Scheduling from Airflow
The same parameters passed to spark-submit
can be supplied from Airflow and other schedulers. If
using the openlineage-airflow integration, each task in the DAG has its own Run id
which can be connected to the Spark job run via the spark.openlineage.parentRunId
parameter.

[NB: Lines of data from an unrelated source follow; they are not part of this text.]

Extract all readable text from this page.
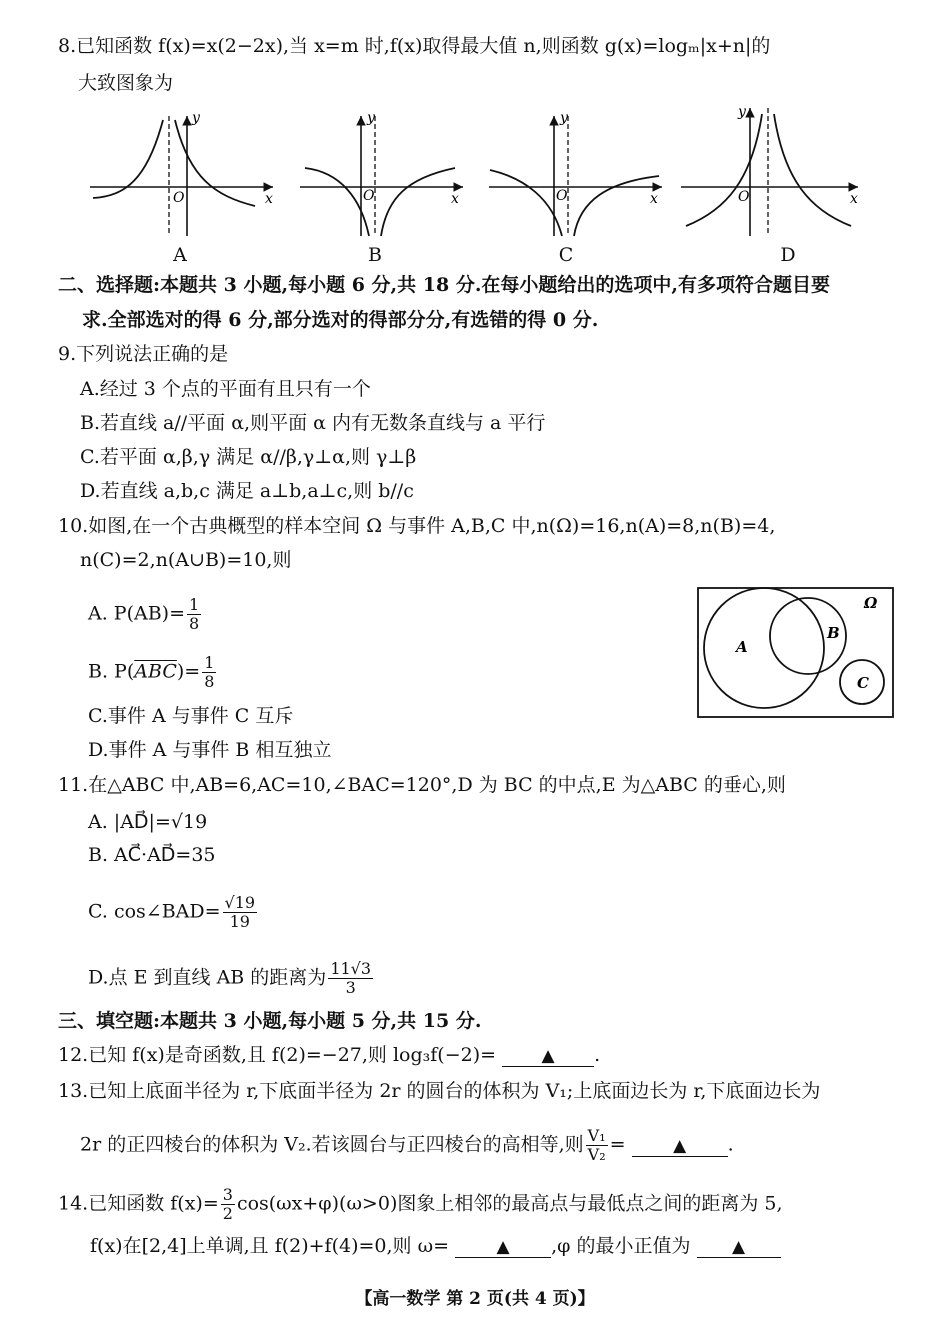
8.已知函数 f(x)=x(2−2x),当 x=m 时,f(x)取得最大值 n,则函数 g(x)=logₘ|x+n|的
大致图象为
x
y
O
A
x
y
O
B
x
y
O
C
x
y
O
D
二、选择题:本题共 3 小题,每小题 6 分,共 18 分.在每小题给出的选项中,有多项符合题目要
求.全部选对的得 6 分,部分选对的得部分分,有选错的得 0 分.
9.下列说法正确的是
A.经过 3 个点的平面有且只有一个
B.若直线 a//平面 α,则平面 α 内有无数条直线与 a 平行
C.若平面 α,β,γ 满足 α//β,γ⊥α,则 γ⊥β
D.若直线 a,b,c 满足 a⊥b,a⊥c,则 b//c
10.如图,在一个古典概型的样本空间 Ω 与事件 A,B,C 中,n(Ω)=16,n(A)=8,n(B)=4,
n(C)=2,n(A∪B)=10,则
A. $P(AB)= \frac{1}{8}$
B. $P(\overline{A}\overline{B}\overline{C})= \frac{1}{8}$
C.事件 A 与事件 C 互斥
D.事件 A 与事件 B 相互独立
Ω
A
B
C
11.在△ABC 中,AB=6,AC=10,∠BAC=120°,D 为 BC 的中点,E 为△ABC 的垂心,则
A. |AD⃗|=√19
B. AC⃗·AD⃗=35
C. cos∠BAD= $\frac{√19}{19}$
D.点 E 到直线 AB 的距离为 $\frac{11√3}{3}$
三、填空题:本题共 3 小题,每小题 5 分,共 15 分.
12.已知 f(x)是奇函数,且 f(2)=−27,则 log₃f(−2)=	▲ .
13.已知上底面半径为 r,下底面半径为 2r 的圆台的体积为 V₁;上底面边长为 r,下底面边长为
2r 的正四棱台的体积为 V₂.若该圆台与正四棱台的高相等,则 $\frac{\text{V₁}}{\text{V₂}}$ =	▲ .
14.已知函数 $f(x)= \frac{3}{2} \cos(\omega x+\varphi)(\omega>0)$图象上相邻的最高点与最低点之间的距离为 5,
f(x)在[2,4]上单调,且 f(2)+f(4)=0,则 ω=	▲ ,φ 的最小正值为 ▲
【高一数学 第 2 页(共 4 页)】
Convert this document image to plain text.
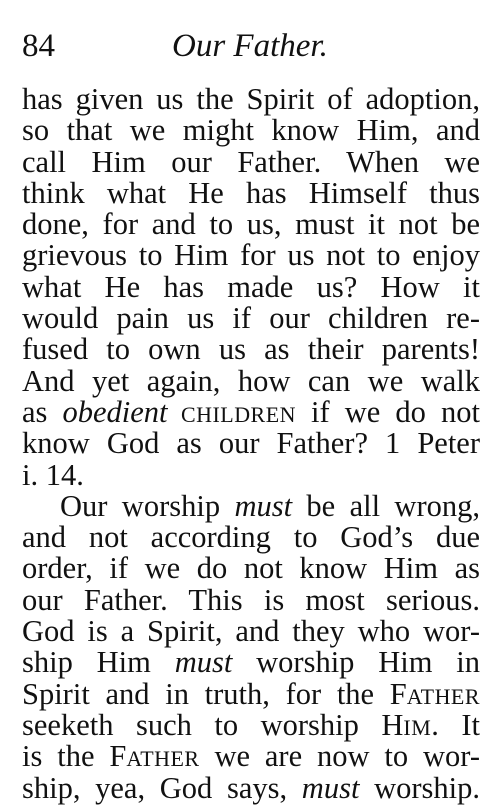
84	Our Father.
has given us the Spirit of adoption,
so that we might know Him, and
call Him our Father. When we
think what He has Himself thus
done, for and to us, must it not be
grievous to Him for us not to enjoy
what He has made us? How it
would pain us if our children re-
fused to own us as their parents!
And yet again, how can we walk
as obedient CHILDREN if we do not
know God as our Father? 1 Peter
i. 14.
Our worship must be all wrong,
and not according to God’s due
order, if we do not know Him as
our Father. This is most serious.
God is a Spirit, and they who wor-
ship Him must worship Him in
Spirit and in truth, for the FATHER
seeketh such to worship HIM. It
is the FATHER we are now to wor-
ship, yea, God says, must worship.
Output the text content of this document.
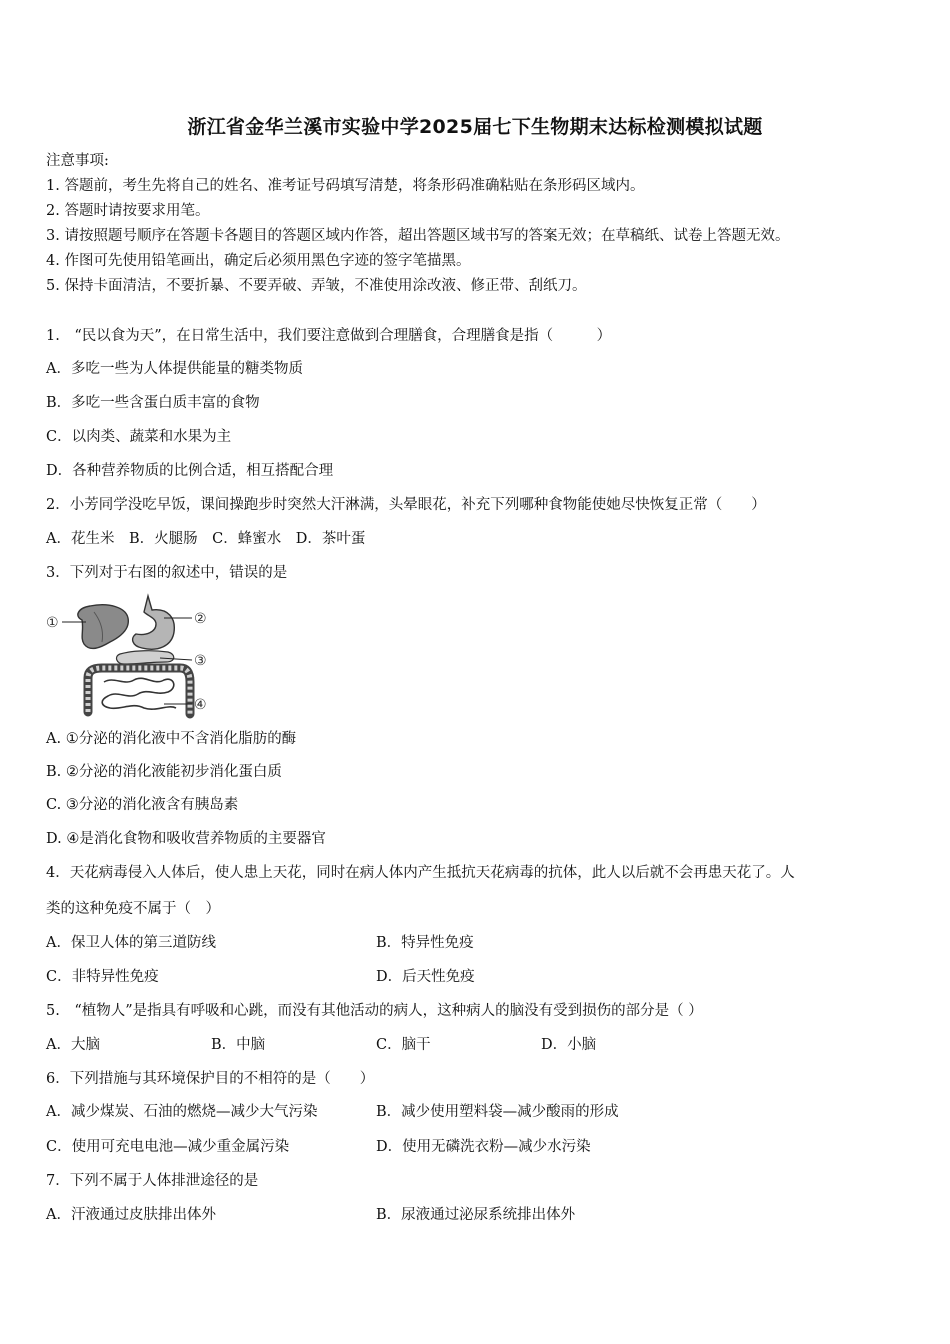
浙江省金华兰溪市实验中学2025届七下生物期末达标检测模拟试题
注意事项:
1. 答题前，考生先将自己的姓名、准考证号码填写清楚，将条形码准确粘贴在条形码区域内。
2. 答题时请按要求用笔。
3. 请按照题号顺序在答题卡各题目的答题区域内作答，超出答题区域书写的答案无效；在草稿纸、试卷上答题无效。
4. 作图可先使用铅笔画出，确定后必须用黑色字迹的签字笔描黑。
5. 保持卡面清洁，不要折暴、不要弄破、弄皱，不准使用涂改液、修正带、刮纸刀。
1.　“民以食为天”，在日常生活中，我们要注意做到合理膳食，合理膳食是指（　　　）
A．多吃一些为人体提供能量的糖类物质
B．多吃一些含蛋白质丰富的食物
C．以肉类、蔬菜和水果为主
D．各种营养物质的比例合适，相互搭配合理
2．小芳同学没吃早饭，课间操跑步时突然大汗淋满，头晕眼花，补充下列哪种食物能使她尽快恢复正常（　　）
A．花生米　B．火腿肠　C．蜂蜜水　D．茶叶蛋
3．下列对于右图的叙述中，错误的是
①	②
③
④
A. ①分泌的消化液中不含消化脂肪的酶
B. ②分泌的消化液能初步消化蛋白质
C. ③分泌的消化液含有胰岛素
D. ④是消化食物和吸收营养物质的主要器官
4．天花病毒侵入人体后，使人患上天花，同时在病人体内产生抵抗天花病毒的抗体，此人以后就不会再患天花了。人
类的这种免疫不属于（　）
A．保卫人体的第三道防线	B．特异性免疫
C．非特异性免疫	D．后天性免疫
5.　“植物人”是指具有呼吸和心跳，而没有其他活动的病人，这种病人的脑没有受到损伤的部分是（ ）
A．大脑	B．中脑	C．脑干	D．小脑
6．下列措施与其环境保护目的不相符的是（　　）
A．减少煤炭、石油的燃烧—减少大气污染	B．减少使用塑料袋—减少酸雨的形成
C．使用可充电电池—减少重金属污染	D．使用无磷洗衣粉—减少水污染
7．下列不属于人体排泄途径的是
A．汗液通过皮肤排出体外	B．尿液通过泌尿系统排出体外
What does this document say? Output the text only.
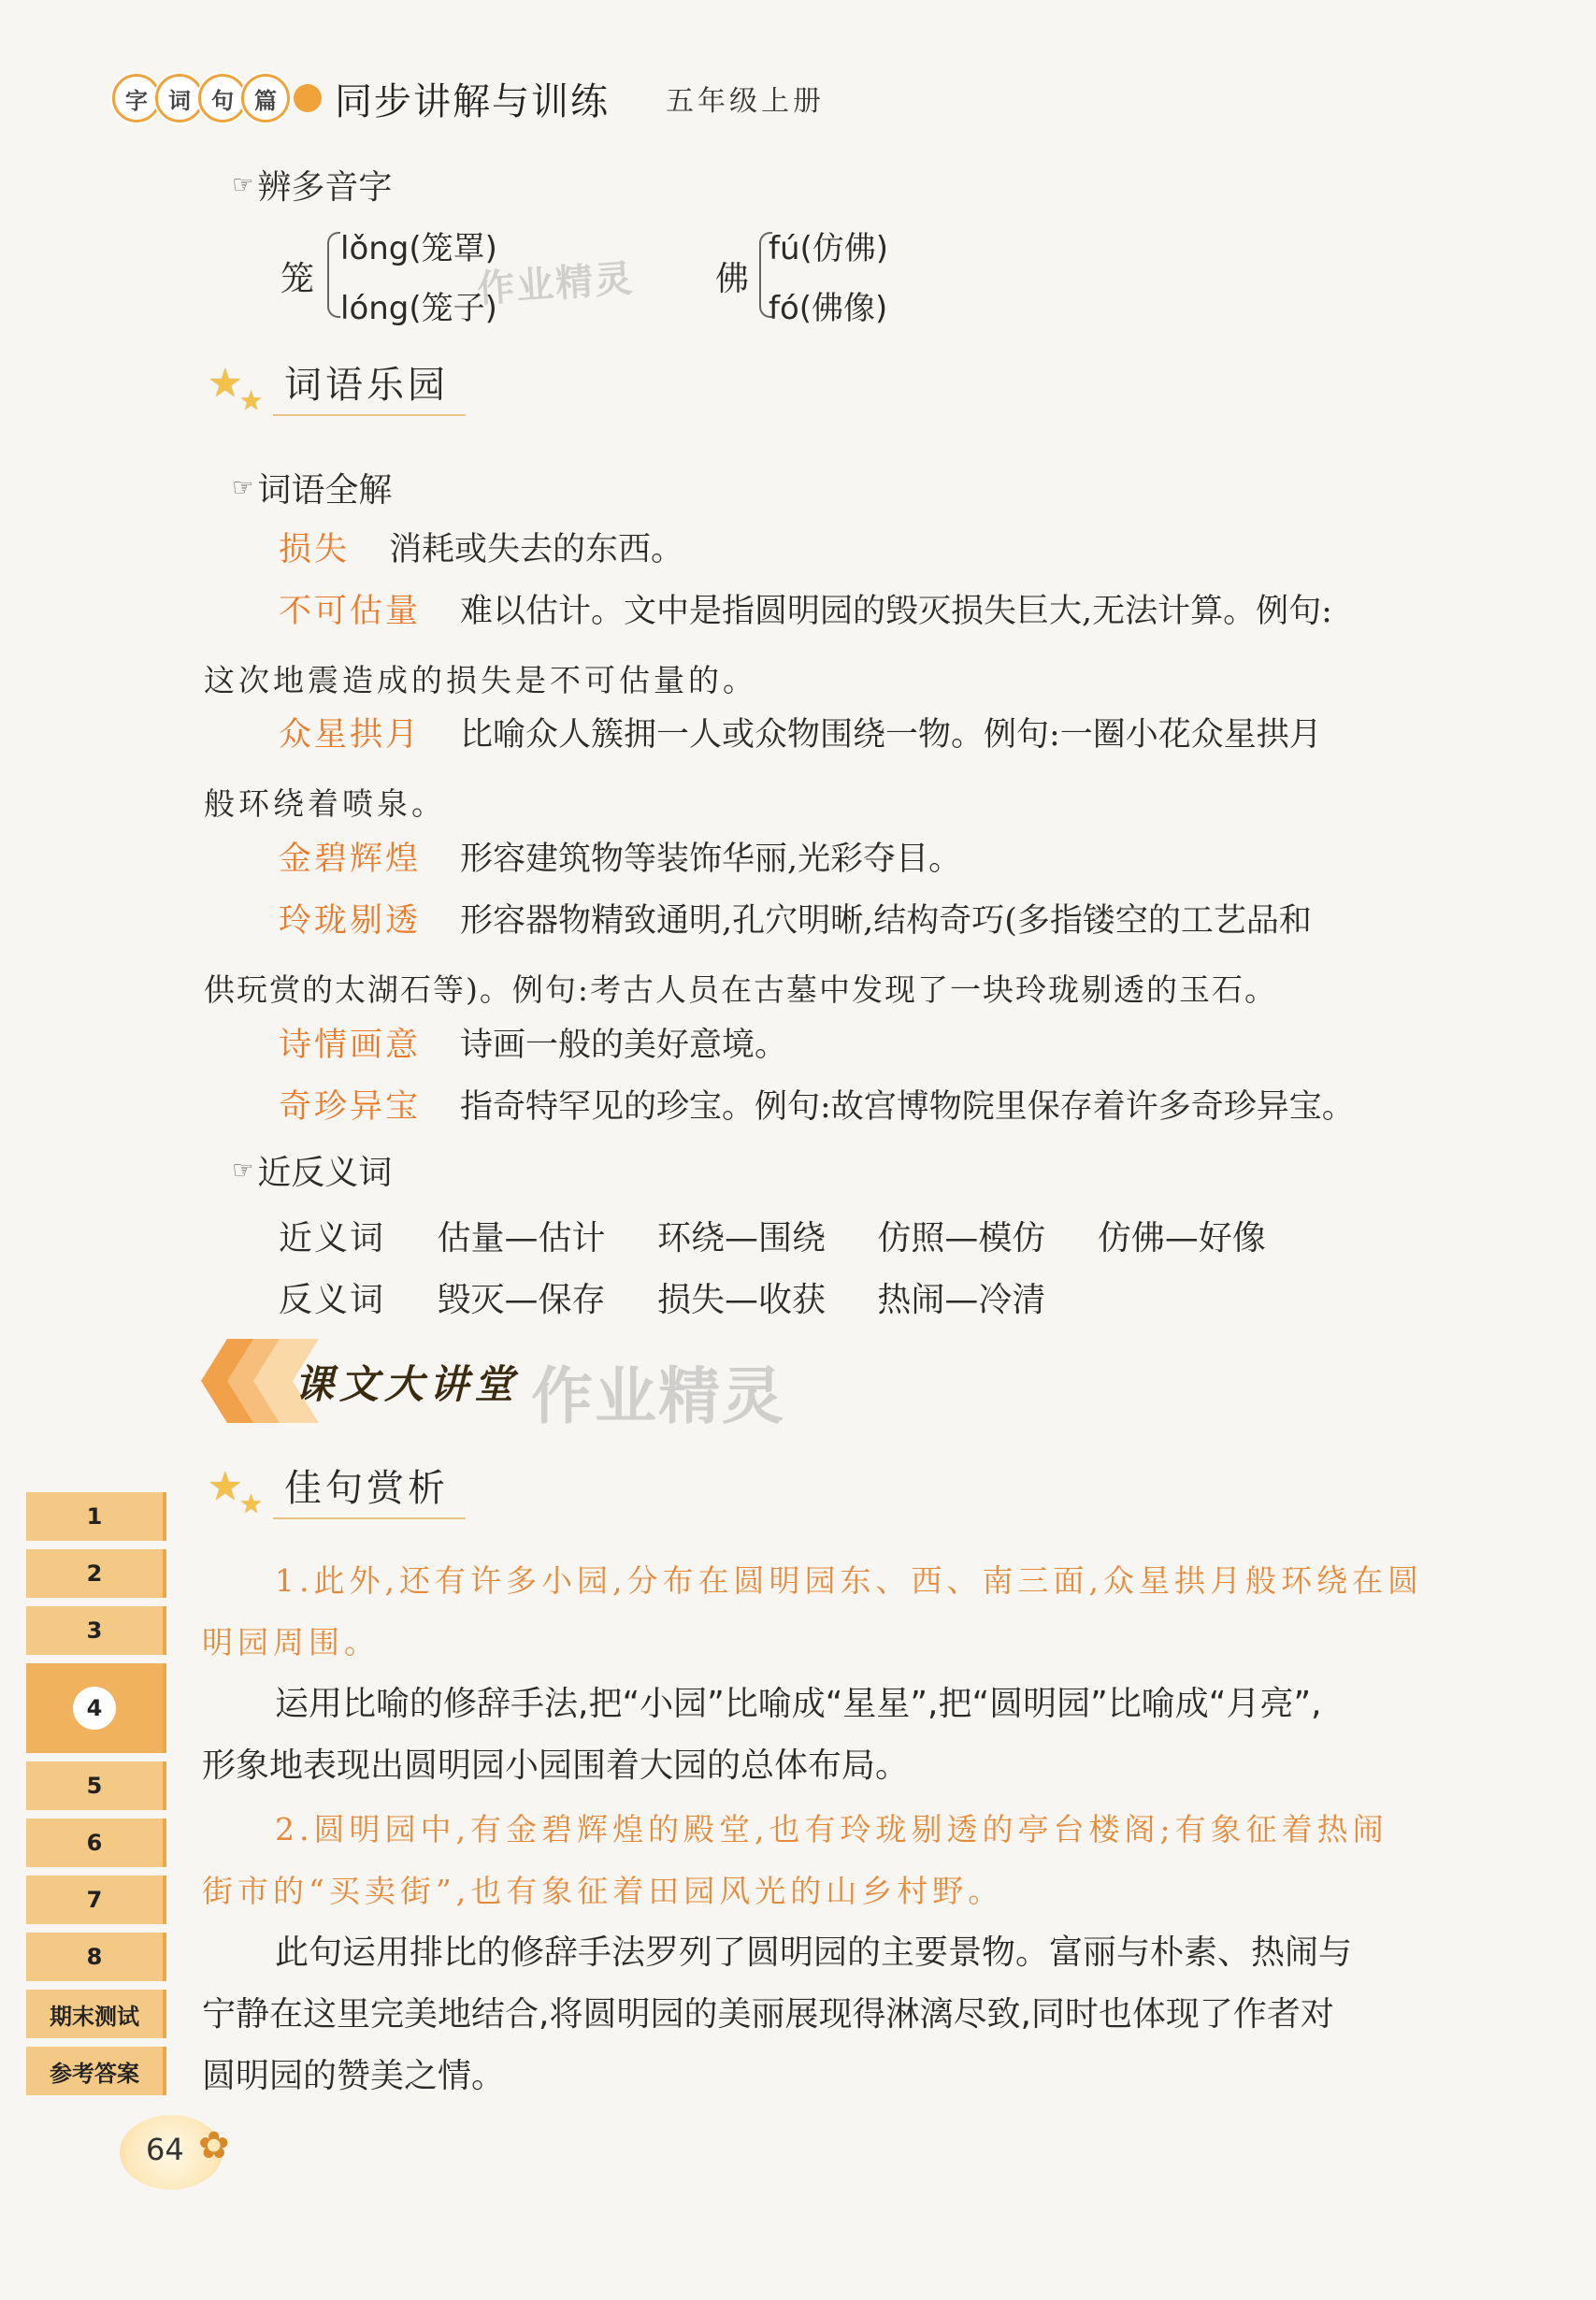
字 词 句 篇	同步讲解与训练 五年级上册
☞ 辨多音字
笼
lǒng(笼罩)
lóng(笼子)
佛
fú(仿佛)
fó(佛像)
作业精灵
★
★ 词语乐园
☞ 词语全解
损失 消耗或失去的东西。
不可估量 难以估计。文中是指圆明园的毁灭损失巨大,无法计算。例句:
这次地震造成的损失是不可估量的。
众星拱月 比喻众人簇拥一人或众物围绕一物。例句:一圈小花众星拱月
般环绕着喷泉。
金碧辉煌 形容建筑物等装饰华丽,光彩夺目。
玲珑剔透 形容器物精致通明,孔穴明晰,结构奇巧(多指镂空的工艺品和
供玩赏的太湖石等)。例句:考古人员在古墓中发现了一块玲珑剔透的玉石。
诗情画意 诗画一般的美好意境。
奇珍异宝 指奇特罕见的珍宝。例句:故宫博物院里保存着许多奇珍异宝。
☞ 近反义词
近义词 估量—估计 环绕—围绕 仿照—模仿 仿佛—好像
反义词 毁灭—保存 损失—收获 热闹—冷清
课文大讲堂 作业精灵
★
★ 佳句赏析
1.此外,还有许多小园,分布在圆明园东、西、南三面,众星拱月般环绕在圆
明园周围。
运用比喻的修辞手法,把“小园”比喻成“星星”,把“圆明园”比喻成“月亮”,
形象地表现出圆明园小园围着大园的总体布局。
2.圆明园中,有金碧辉煌的殿堂,也有玲珑剔透的亭台楼阁;有象征着热闹
街市的“买卖街”,也有象征着田园风光的山乡村野。
此句运用排比的修辞手法罗列了圆明园的主要景物。富丽与朴素、热闹与
宁静在这里完美地结合,将圆明园的美丽展现得淋漓尽致,同时也体现了作者对
圆明园的赞美之情。
1
2
3
4
5
6
7
8
期末测试
参考答案
64 ✿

For example,
here is an example of a DataProcPySparkOperator
that submits a Pyspark application on Dataproc:
t1 = DataProcPySparkOperator(
task_id=job_name,
gcp_conn_id='google_cloud_default',
project_id='project_id',
cluster_name='cluster-name',
region='us-west1',
main='gs://bucket/your-prog.py',
job_name=job_name,
dataproc_pyspark_properties={
"spark.extraListeners": "io.openlineage.spark.agent.OpenLineageSparkListener",
"spark.jars.packages": "io.openlineage:openlineage-spark:1.0.0+",
"spark.openlineage.transport.url": openlineage_url,
"spark.openlineage.transport.auth.apiKey": api_key,
"spark.openlineage.transport.auth.type": api_key,
"spark.openlineage.namespace": openlineage_spark_namespace,
"spark.openlineage.parentJobNamespace": openlineage_airflow_namespace,
"spark.openlineage.parentJobName": job_name,
"spark.openlineage.parentRunId": "{{ lineage_parent_id(run_id, task, task_instance) }}
},
dag=dag)